The corollary: future CLI surface additions ship `--json` from day one, not as a follow-up. Structured output is not polish — it is load-bearing.

**What the agent cares about:** "Can I parse the compiler's response without writing a regex?"
**How this helps:** Zero screen-scraping, zero retry cycles caused by format ambiguity. The agent reads typed JSON, acts on it, and moves on.

## Principles We Considered and Dropped

**Deterministic** - falls out naturally from constrained + self-contained. An agent doesn't think about determinism; it thinks "did this work?" If the language is constrained and self-contained, determinism follows.

**Append-only** - solved by small self-contained units. If units are small enough, regenerating them is cheap and safe. No need for a structural constraint.

**Immediate feedback** - a property of the runtime/tooling, not the language itself. Important for the ecosystem, but not a language principle.

## The Name

*ilo* is Toki Pona for "tool" ([sona.pona.la/wiki/ilo](https://sona.pona.la/wiki/ilo)).
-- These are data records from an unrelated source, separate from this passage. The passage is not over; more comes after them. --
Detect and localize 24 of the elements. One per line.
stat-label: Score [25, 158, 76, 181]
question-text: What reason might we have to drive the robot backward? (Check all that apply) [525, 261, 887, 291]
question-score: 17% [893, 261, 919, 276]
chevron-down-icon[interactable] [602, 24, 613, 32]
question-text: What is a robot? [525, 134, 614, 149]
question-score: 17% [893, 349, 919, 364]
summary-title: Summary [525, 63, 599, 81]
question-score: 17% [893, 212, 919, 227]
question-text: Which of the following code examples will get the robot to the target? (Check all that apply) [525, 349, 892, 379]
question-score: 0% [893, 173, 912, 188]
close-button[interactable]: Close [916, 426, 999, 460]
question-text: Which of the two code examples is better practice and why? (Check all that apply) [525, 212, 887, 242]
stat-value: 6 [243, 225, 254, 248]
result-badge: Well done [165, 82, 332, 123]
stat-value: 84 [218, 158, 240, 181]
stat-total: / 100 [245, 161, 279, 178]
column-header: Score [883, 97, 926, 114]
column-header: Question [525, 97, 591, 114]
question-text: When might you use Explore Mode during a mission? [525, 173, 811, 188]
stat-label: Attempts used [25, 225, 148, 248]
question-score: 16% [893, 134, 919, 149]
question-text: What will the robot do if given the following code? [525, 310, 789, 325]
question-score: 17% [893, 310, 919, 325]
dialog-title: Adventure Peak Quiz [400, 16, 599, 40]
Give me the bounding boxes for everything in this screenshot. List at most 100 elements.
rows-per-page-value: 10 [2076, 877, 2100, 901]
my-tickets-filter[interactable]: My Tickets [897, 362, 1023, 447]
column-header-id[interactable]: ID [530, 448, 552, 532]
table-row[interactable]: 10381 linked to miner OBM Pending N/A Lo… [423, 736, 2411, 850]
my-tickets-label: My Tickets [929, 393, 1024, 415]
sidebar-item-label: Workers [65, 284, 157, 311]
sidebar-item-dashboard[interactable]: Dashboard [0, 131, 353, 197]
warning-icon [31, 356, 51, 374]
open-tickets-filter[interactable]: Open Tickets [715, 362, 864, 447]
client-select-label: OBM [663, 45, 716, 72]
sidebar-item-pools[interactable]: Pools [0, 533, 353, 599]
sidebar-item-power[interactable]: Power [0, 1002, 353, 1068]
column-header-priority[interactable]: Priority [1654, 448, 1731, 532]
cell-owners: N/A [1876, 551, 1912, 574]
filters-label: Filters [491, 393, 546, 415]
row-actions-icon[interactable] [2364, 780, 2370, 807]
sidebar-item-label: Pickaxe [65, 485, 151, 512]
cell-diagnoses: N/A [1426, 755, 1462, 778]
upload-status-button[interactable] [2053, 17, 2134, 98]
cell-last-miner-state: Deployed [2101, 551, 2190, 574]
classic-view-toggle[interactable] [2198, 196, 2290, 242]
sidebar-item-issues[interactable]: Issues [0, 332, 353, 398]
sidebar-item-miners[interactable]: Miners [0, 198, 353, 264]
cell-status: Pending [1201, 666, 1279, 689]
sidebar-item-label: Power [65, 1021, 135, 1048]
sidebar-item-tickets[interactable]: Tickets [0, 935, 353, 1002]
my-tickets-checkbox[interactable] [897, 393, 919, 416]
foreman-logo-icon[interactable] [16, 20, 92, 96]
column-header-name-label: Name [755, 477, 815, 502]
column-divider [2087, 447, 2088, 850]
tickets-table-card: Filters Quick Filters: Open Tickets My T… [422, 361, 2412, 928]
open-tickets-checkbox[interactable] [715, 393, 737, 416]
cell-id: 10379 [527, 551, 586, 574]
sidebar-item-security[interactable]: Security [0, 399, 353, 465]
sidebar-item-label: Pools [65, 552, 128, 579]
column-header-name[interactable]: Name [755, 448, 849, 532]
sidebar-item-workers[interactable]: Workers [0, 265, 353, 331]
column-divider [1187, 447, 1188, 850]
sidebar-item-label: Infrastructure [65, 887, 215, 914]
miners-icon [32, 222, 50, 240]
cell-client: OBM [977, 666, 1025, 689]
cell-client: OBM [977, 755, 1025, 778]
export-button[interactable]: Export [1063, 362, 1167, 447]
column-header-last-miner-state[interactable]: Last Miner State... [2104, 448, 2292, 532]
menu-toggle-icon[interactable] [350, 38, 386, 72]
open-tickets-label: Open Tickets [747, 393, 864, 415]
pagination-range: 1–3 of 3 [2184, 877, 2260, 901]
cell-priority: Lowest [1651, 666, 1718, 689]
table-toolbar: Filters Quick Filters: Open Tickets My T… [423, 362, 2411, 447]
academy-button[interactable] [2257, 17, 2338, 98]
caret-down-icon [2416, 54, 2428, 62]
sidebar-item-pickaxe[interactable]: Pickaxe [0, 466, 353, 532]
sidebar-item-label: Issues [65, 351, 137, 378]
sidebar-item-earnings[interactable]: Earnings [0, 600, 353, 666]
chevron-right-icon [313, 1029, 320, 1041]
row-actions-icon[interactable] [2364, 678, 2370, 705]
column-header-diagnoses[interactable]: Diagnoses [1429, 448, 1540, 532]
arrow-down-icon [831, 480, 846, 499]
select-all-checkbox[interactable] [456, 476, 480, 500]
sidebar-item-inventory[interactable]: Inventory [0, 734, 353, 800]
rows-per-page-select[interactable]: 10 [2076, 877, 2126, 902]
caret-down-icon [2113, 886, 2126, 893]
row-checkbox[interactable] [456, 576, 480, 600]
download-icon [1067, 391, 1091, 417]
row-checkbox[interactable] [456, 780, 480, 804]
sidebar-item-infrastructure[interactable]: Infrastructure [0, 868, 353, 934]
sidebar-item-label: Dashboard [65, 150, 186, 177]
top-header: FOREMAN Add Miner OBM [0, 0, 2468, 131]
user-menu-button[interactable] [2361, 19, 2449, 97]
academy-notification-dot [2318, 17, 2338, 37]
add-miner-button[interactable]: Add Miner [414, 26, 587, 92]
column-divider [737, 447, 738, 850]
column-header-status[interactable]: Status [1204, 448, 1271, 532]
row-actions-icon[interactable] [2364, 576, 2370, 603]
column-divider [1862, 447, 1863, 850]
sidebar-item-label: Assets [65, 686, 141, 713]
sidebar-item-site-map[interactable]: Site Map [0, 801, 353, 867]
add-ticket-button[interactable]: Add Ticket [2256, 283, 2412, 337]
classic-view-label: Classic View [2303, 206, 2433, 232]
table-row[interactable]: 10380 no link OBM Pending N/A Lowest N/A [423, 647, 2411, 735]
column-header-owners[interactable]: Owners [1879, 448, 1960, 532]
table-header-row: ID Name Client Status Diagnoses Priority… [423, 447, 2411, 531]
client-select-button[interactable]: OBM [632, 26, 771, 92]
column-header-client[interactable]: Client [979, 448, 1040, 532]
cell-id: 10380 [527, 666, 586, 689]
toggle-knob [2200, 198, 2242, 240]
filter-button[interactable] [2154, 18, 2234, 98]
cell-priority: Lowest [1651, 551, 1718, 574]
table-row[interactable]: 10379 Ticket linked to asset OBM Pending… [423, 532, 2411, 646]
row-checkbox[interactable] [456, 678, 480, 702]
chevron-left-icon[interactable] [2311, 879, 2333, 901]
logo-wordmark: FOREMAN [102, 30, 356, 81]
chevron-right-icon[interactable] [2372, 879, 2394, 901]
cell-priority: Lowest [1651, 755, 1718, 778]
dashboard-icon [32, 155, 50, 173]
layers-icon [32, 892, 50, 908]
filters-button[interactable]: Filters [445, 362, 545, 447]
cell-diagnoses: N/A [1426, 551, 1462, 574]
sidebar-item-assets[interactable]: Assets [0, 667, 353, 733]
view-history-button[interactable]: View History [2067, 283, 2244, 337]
Toki Pona is a constructed language built around radical minimalism. ~120 words. 14 phonemes. Complex ideas expressed by combining simple terms. It constrains human expression to force clarity of thought.

ilo does the same for machine programmers. A minimal, verified vocabulary. Complex programs built by composing small, self-contained units. The constraint is the feature.

## What ilo Is Not

**Not a framework for building AI agents.** There are plenty of those. ilo is a language for agents to write programs *in*.

**Not optimised for human readability.** Humans can read it - it's not obfuscated - but no decision is made because it "looks cleaner" or "reads more naturally." If a design is uglier but costs fewer total tokens, it wins. Newlines, indentation, and multi-line comments are human concerns - agents don't need them. An entire ilo program can be one line. The formatter provides expanded output (`--expanded` / `-e`) when humans need to review.

**Not theoretical.** Every principle here addresses measured failure modes in AI-generated code: hallucinated APIs, context window exhaustion, wasted retry cycles from vague errors.

## What ilo Is

A **minimal, verified action space** - the smallest set of constructs an agent needs to express computational intent, with relationships made explicit and everything else stripped away.